The Undertaker nodded. “I do not train an apprentice just to see them fail! You have buried now the coffin of your past! You have lived and died, and died and lived! You are reborn, no longer an actor in waiting, but a true undertaker!”

Phil reached up, and placed the hat on Clive’s filthy pate. “Now, at last, you can rest in peace!”

The trowel fell to the floor. Clive placed his hands upon Phil’s outstretched arms. It was not a handshake, for such a thing was unthinkable, but it was damn close. “Thank you, Phil!”

Phil snorted. “Make sure I don’t regret it!” He stepped back, arms wide. “Now – it is time to celebrate!”

Clive glanced around. He suddenly realised they weren’t the only figures in the room (though they were the only breathing). A bevy of corpses, in varying stages of decay, had been arranged on chairs or in coffins around the room. Their postures, clothes and props (one held a mug of ale, another, more skeleton than flesh, appeared to be smoking a pipe...) were clearly intended to be... festive?

“Exhumation!” the Undertaker boomed, by way of explanation, eyebrows bristling proudly.

“Yeah,” elaborated Jerry, “we thought you deserved a proper crowd for your graduation party!”

The Undertaker nodded. “And why shouldn’t the dead bear witness, along with the living? You’ll be seeing more of both in equal measure!”

“We should be so lucky!” muttered Jerry sotto voce.

“Besides,” the Undertaker added, “this bunch were due for a reinterment.”

“Reinterment?”

“Oh, it’ll be all the rage in the future – you’ll see. Cemeteries have very limited real estate. Eventually, the city will be forced to pay us to relocate them beyond the city limits. Who said being dead doesn’t pay?”

Isabella was still recovering from the shock. She seemed to have been abstaining from air. She moved close and touched Clive’s cheek. “Clive, I’m so sorry, I had no idea!”

“I know,” mumbled Clive.

“I would NEVER have let them–”

“Issy, it’s ok. Really!”

She nodded, holding his face, muffled tears in her eyes.

“I know what you need!” said Jerry. “A drink! Look! There’s punch!”

“Punch?” Clive asked, as Jerry spooned some liquid from a large bowl of sliced limes into a tankard.

“Yeah, I had to punch an East Indiaman right on his private ear to get the rum!”

There came then a loud knock at the door. “I’ll get it!” said Jerry, handing Clive his drink.

The Undertaker waddled over with his own mug and clinked at Clive’s. “You know Clive, I have a really good feeling about you! I felt it from the very first time we met!”

“That makes two of us!” whispered Isabella at his side.152

“I feel like – with you on board – our luck is about to change!”
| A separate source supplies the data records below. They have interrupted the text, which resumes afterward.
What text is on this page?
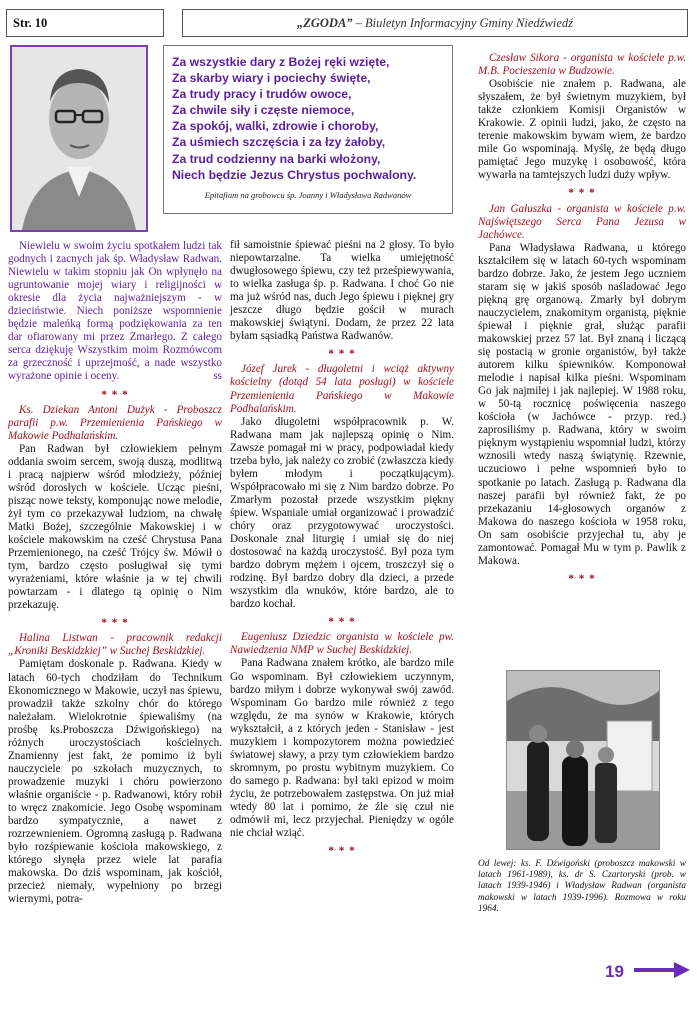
Str. 10	„ZGODA” – Biuletyn Informacyjny Gminy Niedźwiedź
Za wszystkie dary z Bożej ręki wzięte,
Za skarby wiary i pociechy święte,
Za trudy pracy i trudów owoce,
Za chwile siły i częste niemoce,
Za spokój, walki, zdrowie i choroby,
Za uśmiech szczęścia i za łzy żałoby,
Za trud codzienny na barki włożony,
Niech będzie Jezus Chrystus pochwalony.
Epitafium na grobowcu śp. Joanny i Władysława Radwanów

Niewielu w swoim życiu spotkałem ludzi tak godnych i zacnych jak śp. Władysław Radwan. Niewielu w takim stopniu jak On wpłynęło na ugruntowanie mojej wiary i religijności w okresie dla życia najważniejszym - w dzieciństwie. Niech poniższe wspomnienie będzie maleńką formą podziękowania za ten dar ofiarowany mi przez Zmarłego. Z całego serca dziękuję Wszystkim moim Rozmówcom za grzeczność i uprzejmość, a nade wszystko wyrażone opinie i oceny.	ss

* * *

Ks. Dziekan Antoni Dużyk - Proboszcz parafii p.w. Przemienienia Pańskiego w Makowie Podhalańskim.

Pan Radwan był człowiekiem pełnym oddania swoim sercem, swoją duszą, modlitwą i pracą najpierw wśród młodzieży, później wśród dorosłych w kościele. Ucząc pieśni, pisząc nowe teksty, komponując nowe melodie, żył tym co przekazywał ludziom, na chwałę Matki Bożej, szczególnie Makowskiej i w kościele makowskim na cześć Chrystusa Pana Przemienionego, na cześć Trójcy św. Mówił o tym, bardzo często posługiwał się tymi wyrażeniami, które właśnie ja w tej chwili powtarzam - i dlatego tą opinię o Nim przekazuję.

* * *

Halina Listwan - pracownik redakcji „Kroniki Beskidzkiej” w Suchej Beskidzkiej.

Pamiętam doskonale p. Radwana. Kiedy w latach 60-tych chodziłam do Technikum Ekonomicznego w Makowie, uczył nas śpiewu, prowadził także szkolny chór do którego należałam. Wielokrotnie śpiewaliśmy (na prośbę ks.Proboszcza Dźwigońskiego) na różnych uroczystościach kościelnych. Znamienny jest fakt, że pomimo iż byli nauczyciele po szkołach muzycznych, to prowadzenie muzyki i chóru powierzono właśnie organiście - p. Radwanowi, który robił to wręcz znakomicie. Jego Osobę wspominam bardzo sympatycznie, a nawet z rozrzewnieniem. Ogromną zasługą p. Radwana było rozśpiewanie kościoła makowskiego, z którego słynęła przez wiele lat parafia makowska. Do dziś wspominam, jak kościół, przecież niemały, wypełniony po brzegi wiernymi, potra-

fił samoistnie śpiewać pieśni na 2 głosy. To było niepowtarzalne. Ta wielka umiejętność dwugłosowego śpiewu, czy też prześpiewywania, to wielka zasługa śp. p. Radwana. I choć Go nie ma już wśród nas, duch Jego śpiewu i pięknej gry jeszcze długo będzie gościł w murach makowskiej świątyni. Dodam, że przez 22 lata byłam sąsiadką Państwa Radwanów.

* * *

Józef Jurek - długoletni i wciąż aktywny kościelny (dotąd 54 lata posługi) w kościele Przemienienia Pańskiego w Makowie Podhalańskim.

Jako długoletni współpracownik p. W. Radwana mam jak najlepszą opinię o Nim. Zawsze pomagał mi w pracy, podpowiadał kiedy trzeba było, jak należy co zrobić (zwłaszcza kiedy byłem młodym i początkującym). Współpracowało mi się z Nim bardzo dobrze. Po Zmarłym pozostał przede wszystkim piękny śpiew. Wspaniale umiał organizować i prowadzić chóry oraz przygotowywać uroczystości. Doskonale znał liturgię i umiał się do niej dostosować na każdą uroczystość. Był poza tym bardzo dobrym mężem i ojcem, troszczył się o rodzinę. Był bardzo dobry dla dzieci, a przede wszystkim dla wnuków, które bardzo, ale to bardzo kochał.

* * *

Eugeniusz Dziedzic organista w kościele pw. Nawiedzenia NMP w Suchej Beskidzkiej.

Pana Radwana znałem krótko, ale bardzo mile Go wspominam. Był człowiekiem uczynnym, bardzo miłym i dobrze wykonywał swój zawód. Wspominam Go bardzo mile również z tego względu, że ma synów w Krakowie, których wykształcił, a z których jeden - Stanisław - jest muzykiem i kompozytorem można powiedzieć światowej sławy, a przy tym człowiekiem bardzo skromnym, po prostu wybitnym muzykiem. Co do samego p. Radwana: był taki epizod w moim życiu, że potrzebowałem zastępstwa. On już miał wtedy 80 lat i pomimo, że źle się czuł nie odmówił mi, lecz przyjechał. Pieniędzy w ogóle nie chciał wziąć.

* * *

Czesław Sikora - organista w kościele p.w. M.B. Pocieszenia w Budzowie.

Osobiście nie znałem p. Radwana, ale słyszałem, że był świetnym muzykiem, był także członkiem Komisji Organistów w Krakowie. Z opinii ludzi, jako, że często na terenie makowskim bywam wiem, że bardzo mile Go wspominają. Myślę, że będą długo pamiętać Jego muzykę i osobowość, która wywarła na tamtejszych ludzi duży wpływ.

* * *

Jan Gałuszka - organista w kościele p.w. Najświętszego Serca Pana Jezusa w Jachówce.

Pana Władysława Radwana, u którego kształciłem się w latach 60-tych wspominam bardzo dobrze. Jako, że jestem Jego uczniem staram się w jakiś sposób naśladować Jego piękną grę organową. Zmarły był dobrym nauczycielem, znakomitym organistą, pięknie śpiewał i pięknie grał, służąc parafii makowskiej przez 57 lat. Był znaną i liczącą się postacią w gronie organistów, był także autorem kilku śpiewników. Komponował melodie i napisał kilka pieśni. Wspominam Go jak najmilej i jak najlepiej. W 1988 roku, w 50-tą rocznicę poświęcenia naszego kościoła (w Jachówce - przyp. red.) zaprosiliśmy p. Radwana, który w swoim pięknym wystąpieniu wspomniał ludzi, którzy wznosili wtedy naszą świątynię. Rzewnie, uczuciowo i pełne wspomnień było to spotkanie po latach. Zasługą p. Radwana dla naszej parafii był również fakt, że po przekazaniu 14-głosowych organów z Makowa do naszego kościoła w 1958 roku, On sam osobiście przyjechał tu, aby je zamontować. Pomagał Mu w tym p. Pawlik z Makowa.

* * *
Od lewej: ks. F. Dźwigoński (proboszcz makowski w latach 1961-1989), ks. dr S. Czartoryski (prob. w latach 1939-1946) i Władysław Radwan (organista makowski w latach 1939-1996). Rozmowa w roku 1964.
19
Jerry had returned, a letter in hand. “Look, Phil! You’ve got mail!”

“Thanks, Jerry.” Phil turned to open it.

Jerry beamed. “Wonderful invention, ol’ Charley’s postal service!”

Clive frowned. “I thought that was Cromwell’s doing – during the war?”

Jerry scowled, “Yeah, well that’s dangerous talk round here, Clive. It was Charles, one not two, gawd bless his soul, who gave the common folk like you and me access to the Royal Mail – and don’t you forget it!”

The Undertaker was still talking, back turned, largely to himself. “Yes! From now on, we’re on the up and up, and nothing, but nothing, is going to stand in our way!” He scanned the letter quickly. “Except this.”

The letter fell from his hand. Phil stumbled hard, landing against the coffin they were using for a table and knocking the punch bowl to the floor.

Isabella made a grab to steady him.

“Phil!” Jerry shouted with alarm, “Phil! What is it?”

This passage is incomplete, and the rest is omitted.